Çin’in Sincan Uygur Özerk Bölgesi’nde yaşayan milyonlarca Uygur Türkü ve diğer Müslüman azınlıklar yıllardır sistematik baskılara maruz kalıyor. Uluslararası insan hakları kuruluşlarının raporlarına göre, Çin yönetimi bölgedeki insanları “yeniden eğitim kamplarına” alarak kimliklerinden ve inançlarından uzaklaştırmayı amaçlıyor.
Toplama Kampları Gündemde
Sözde “mesleki eğitim” adı verilen kamplarda yüz binlerce Uygur’un özgürlüklerinden mahrum bırakıldığı ve bu kişilere zorla Çin kültürü aşılandığı bildiriliyor. Kamplarda kötü muamele, psikolojik baskı, zorla din değiştirme ve fiziksel işkence iddiaları dünya gündeminden düşmüyor.
İslam Dini Hedefte
Bölgedeki camiler birer birer kapatılıyor veya yıkılıyor.
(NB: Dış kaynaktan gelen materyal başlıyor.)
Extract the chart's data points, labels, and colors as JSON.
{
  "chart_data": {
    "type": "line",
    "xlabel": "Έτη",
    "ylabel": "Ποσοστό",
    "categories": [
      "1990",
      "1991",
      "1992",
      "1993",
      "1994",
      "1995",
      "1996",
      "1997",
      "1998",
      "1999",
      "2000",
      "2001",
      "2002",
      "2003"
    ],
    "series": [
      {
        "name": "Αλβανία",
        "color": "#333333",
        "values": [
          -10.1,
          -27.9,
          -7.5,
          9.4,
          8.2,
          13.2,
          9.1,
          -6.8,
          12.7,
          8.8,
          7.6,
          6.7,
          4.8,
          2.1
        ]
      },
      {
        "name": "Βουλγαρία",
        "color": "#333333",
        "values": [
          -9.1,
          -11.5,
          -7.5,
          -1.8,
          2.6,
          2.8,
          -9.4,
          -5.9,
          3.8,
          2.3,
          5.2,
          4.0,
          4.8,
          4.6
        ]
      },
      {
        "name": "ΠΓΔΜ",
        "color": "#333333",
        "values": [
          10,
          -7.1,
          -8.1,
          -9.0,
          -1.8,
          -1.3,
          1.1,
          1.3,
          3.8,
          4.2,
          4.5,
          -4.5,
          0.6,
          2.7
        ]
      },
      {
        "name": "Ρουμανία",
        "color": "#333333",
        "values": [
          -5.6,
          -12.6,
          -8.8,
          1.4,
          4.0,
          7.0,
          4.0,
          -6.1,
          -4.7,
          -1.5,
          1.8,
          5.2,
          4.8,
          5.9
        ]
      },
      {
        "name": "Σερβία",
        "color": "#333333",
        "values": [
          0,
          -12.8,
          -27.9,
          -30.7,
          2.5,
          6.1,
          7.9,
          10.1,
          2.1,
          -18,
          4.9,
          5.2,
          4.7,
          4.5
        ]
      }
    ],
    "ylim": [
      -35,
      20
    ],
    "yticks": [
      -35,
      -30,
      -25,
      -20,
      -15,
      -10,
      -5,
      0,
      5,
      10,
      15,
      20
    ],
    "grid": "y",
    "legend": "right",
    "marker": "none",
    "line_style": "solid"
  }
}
Oruç tutmak, başörtüsü takmak, sakal bırakmak gibi temel dini uygulamalar bile "radikalizm" olarak tanımlanarak cezalandırılıyor. Kur’an-ı Kerim bulundurmak, çocuklara dini eğitim vermek gibi eylemler suç sayılıyor.
Zorla Çalıştırma ve Ekonomik Baskı
Bölgedeki birçok fabrika ve tarım işletmesinde Uygurların düşük ücretlerle ya da ücretsiz olarak zorla çalıştırıldığı belirtiliyor. Pek çok uluslararası marka, tedarik zincirlerinde bu zorla çalıştırma iddialarının bulunduğu ürünleri kullanmakla suçlandı.
Aileler Parçalanıyor
Kamplara alınan anne babaların çocukları, devletin kontrolündeki yurtlara yerleştiriliyor. Bu yurtlarda Çin Komünist Partisi’ne bağlılık ve ateist eğitim veriliyor. Çocukların kendi aileleriyle görüşmesine çoğu zaman izin verilmiyor.
Çin Reddediyor, Dünya İzliyor
Çin yönetimi tüm bu suçlamaları reddediyor ve bölgedeki uygulamaların “terörle mücadele” kapsamında yapıldığını savunuyor. Ancak bölgeye bağımsız gazeteci ve gözlemcilerin girişi yasak. Yaşananlara dair bilgiler ise kamplardan kaçan tanıkların ifadeleri ve uydu görüntüleri sayesinde ortaya çıkıyor.